Same speech on the side of his environmentalist counterpart from Bordeaux Pierre Hurmic. “I would really have the impression, if Bordeaux hosted these fan zones, of being an accomplice” of “this sporting event which represents all the humanitarian, ecological and sporting aberrations”, he declared to several media.
Among the reasons for this boycott include the treatment of immigrant workers and the number of deaths in the construction of the eight stadiums of the World Cup. While the official toll is only three dead, the International Labor Organization (ILO) reported in a report that 50 workers died in workplace accidents in Qatar in 2020, and 500 were seriously injured, a figure that could be higher according to her due to shortcomings in the accident recording system. A survey published by the British newspaper The Guardian, in February 2021, identified 6,500 migrant workers who died on the many construction sites, since the awarding of the 2022 World Cup to Qatar in 2010,
In addition to the question of human rights, the criticisms on the ecological aspect have also convinced municipalities. The city of Nancy pointed out in a press release the “shift” of “the use of air-conditioned stadiums during this World Cup (…) with the challenges of ecological transition” and called on “the organizers (…) to ” seriously review the rules for awarding the next World Cups” in order to “integrate these issues” of “sobriety” and “respect for human rights”. Finally, for the mayor of Reims Arnaud Robinet (Horizons), “at the “At a time when the public authorities are asking (…) to reduce (the) energy consumption, such installations would cause legitimate misunderstanding (…) for one of the most controversial events in the history of sport” .

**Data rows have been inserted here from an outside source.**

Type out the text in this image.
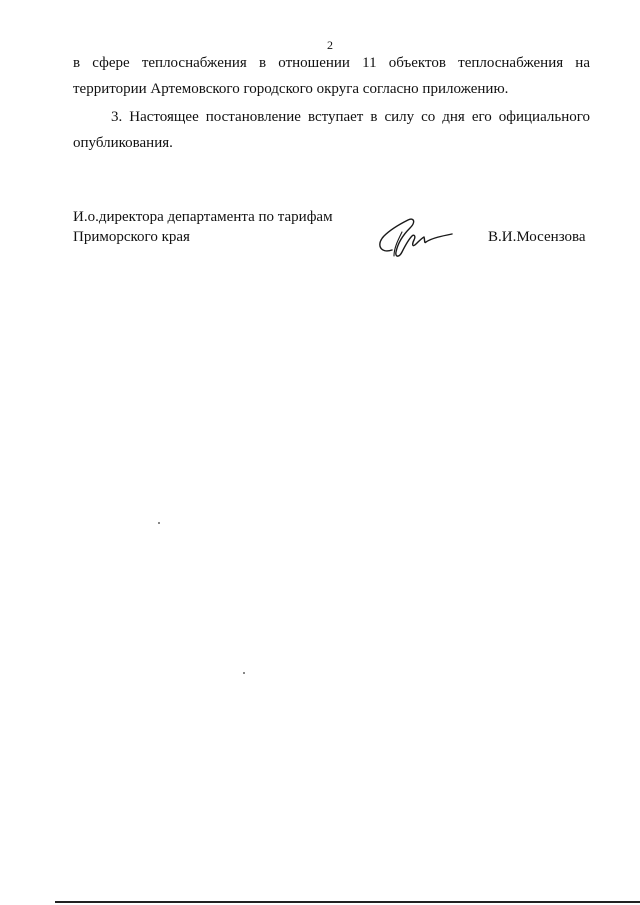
2
в сфере теплоснабжения в отношении 11 объектов теплоснабжения на
территории Артемовского городского округа согласно приложению.
3. Настоящее постановление вступает в силу со дня его официального
опубликования.
И.о.директора департамента по тарифам
Приморского края	В.И.Мосензова
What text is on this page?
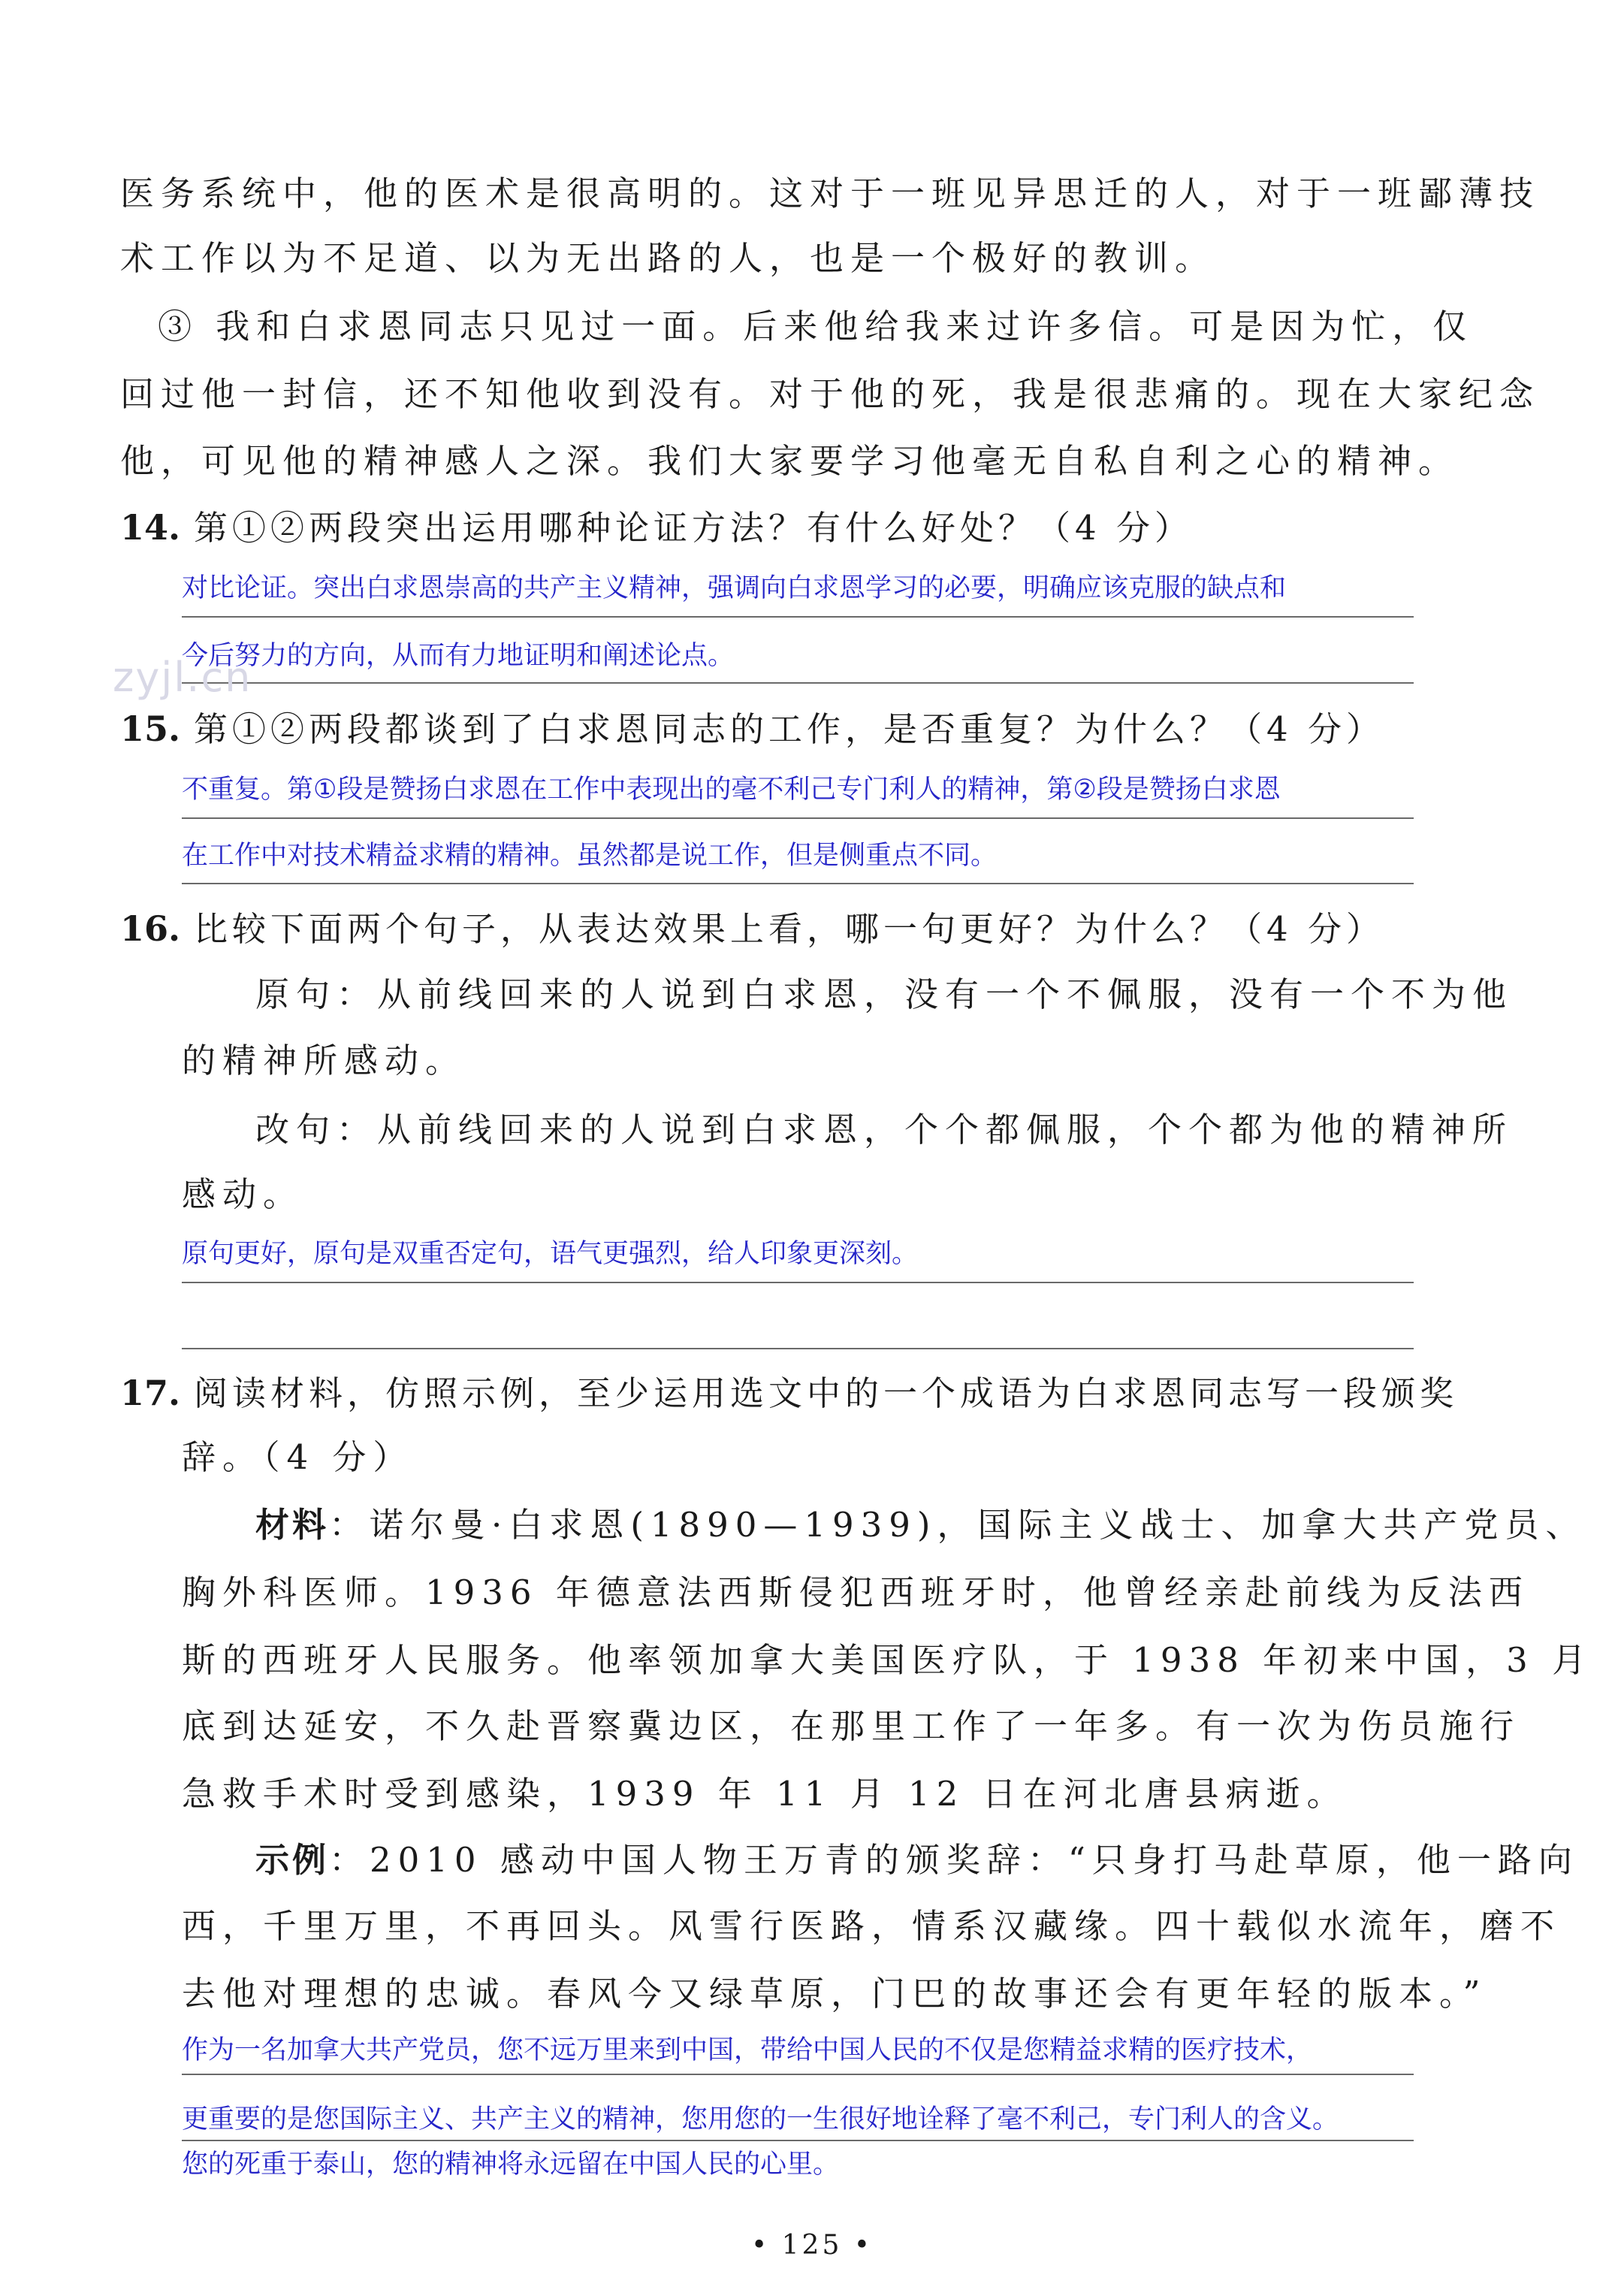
医务系统中，他的医术是很高明的。这对于一班见异思迁的人，对于一班鄙薄技
术工作以为不足道、以为无出路的人，也是一个极好的教训。
③ 我和白求恩同志只见过一面。后来他给我来过许多信。可是因为忙，仅
回过他一封信，还不知他收到没有。对于他的死，我是很悲痛的。现在大家纪念
他，可见他的精神感人之深。我们大家要学习他毫无自私自利之心的精神。
14. 第①②两段突出运用哪种论证方法？有什么好处？（4 分）
对比论证。突出白求恩崇高的共产主义精神，强调向白求恩学习的必要，明确应该克服的缺点和
今后努力的方向，从而有力地证明和阐述论点。
zyjl.cn
15. 第①②两段都谈到了白求恩同志的工作，是否重复？为什么？（4 分）
不重复。第①段是赞扬白求恩在工作中表现出的毫不利己专门利人的精神，第②段是赞扬白求恩
在工作中对技术精益求精的精神。虽然都是说工作，但是侧重点不同。
16. 比较下面两个句子，从表达效果上看，哪一句更好？为什么？（4 分）
原句：从前线回来的人说到白求恩，没有一个不佩服，没有一个不为他
的精神所感动。
改句：从前线回来的人说到白求恩，个个都佩服，个个都为他的精神所
感动。
原句更好，原句是双重否定句，语气更强烈，给人印象更深刻。
17. 阅读材料，仿照示例，至少运用选文中的一个成语为白求恩同志写一段颁奖
辞。（4 分）
材料：诺尔曼·白求恩(1890—1939)，国际主义战士、加拿大共产党员、
胸外科医师。1936 年德意法西斯侵犯西班牙时，他曾经亲赴前线为反法西
斯的西班牙人民服务。他率领加拿大美国医疗队，于 1938 年初来中国，3 月
底到达延安，不久赴晋察冀边区，在那里工作了一年多。有一次为伤员施行
急救手术时受到感染，1939 年 11 月 12 日在河北唐县病逝。
示例：2010 感动中国人物王万青的颁奖辞：“只身打马赴草原，他一路向
西，千里万里，不再回头。风雪行医路，情系汉藏缘。四十载似水流年，磨不
去他对理想的忠诚。春风今又绿草原，门巴的故事还会有更年轻的版本。”
作为一名加拿大共产党员，您不远万里来到中国，带给中国人民的不仅是您精益求精的医疗技术，
更重要的是您国际主义、共产主义的精神，您用您的一生很好地诠释了毫不利己，专门利人的含义。
您的死重于泰山，您的精神将永远留在中国人民的心里。
• 125 •
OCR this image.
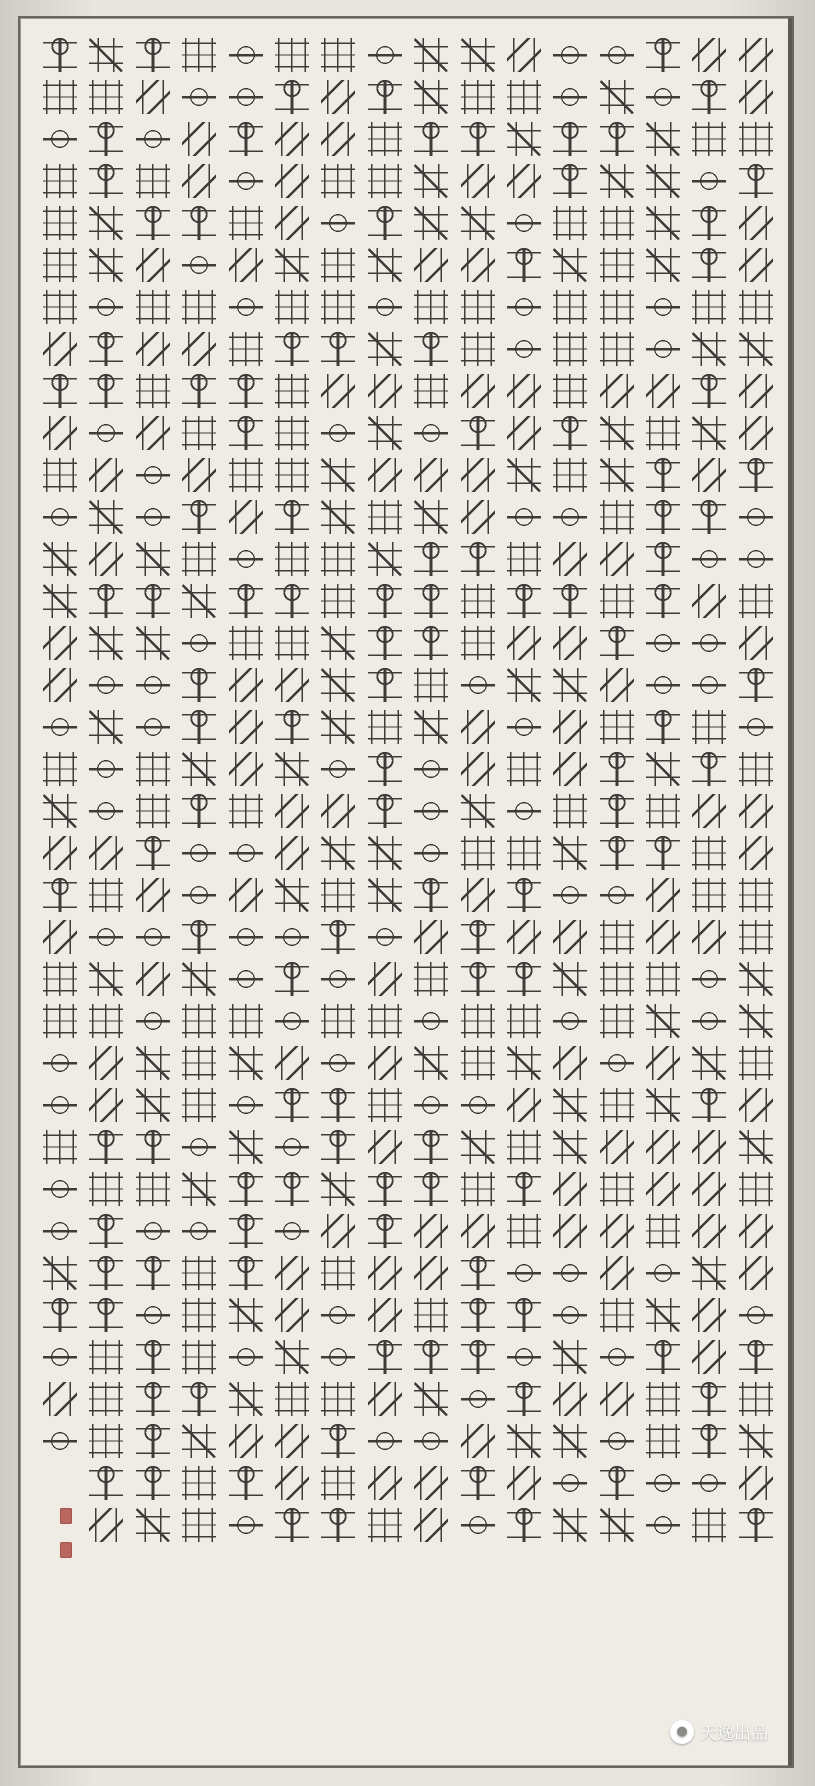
● 天逸出品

Pierre Hurmic also refused to be “incoherent” in relation to the efforts requested of the population in terms of “energy sobriety”. “You cannot call on your fellow citizens to be sober and show yourself complicit in energy aberration of this nature,” declared the mayor of Bordeaux, adding that “those who awarded the World Cup to Qatar in 2010 were light years from what energy sobriety was”. The environmental mayor of the city, elected in 2020, clarified that the decision would have been the same if the World Cup had been disputed in the summer. And no screens will be put up if France make it to the final, he said.
“Is this decision also a desire to save?” asks the daily Le Télégramme while the city of Brest took the same decision: “Not really. Broadcasting on screens does not have a huge ecological impact, even if it has a cost, for the screens or the barrier”, answers the town hall, which could, in 2023, broadcast on giant screens matches of the Rugby World Cup, organized in France.
Finally in Paris, which also refuses to install match broadcasting areas for several reasons, one of the arguments raised by the deputy in charge of Sport, Pierre Rabadan is “the temporality”, i.e. the fact that the competition takes place in the month of December. Behind the courageous veneer of the boycott there is in fact a great deal of pragmatism. Elected officials are counting on the bad press of the World Cup in Qatar to save energy, while the high mass of the ball will be held in winter. As temperatures are expected to drop in the coming weeks, the craze for fan zones would probably not have been there anyway.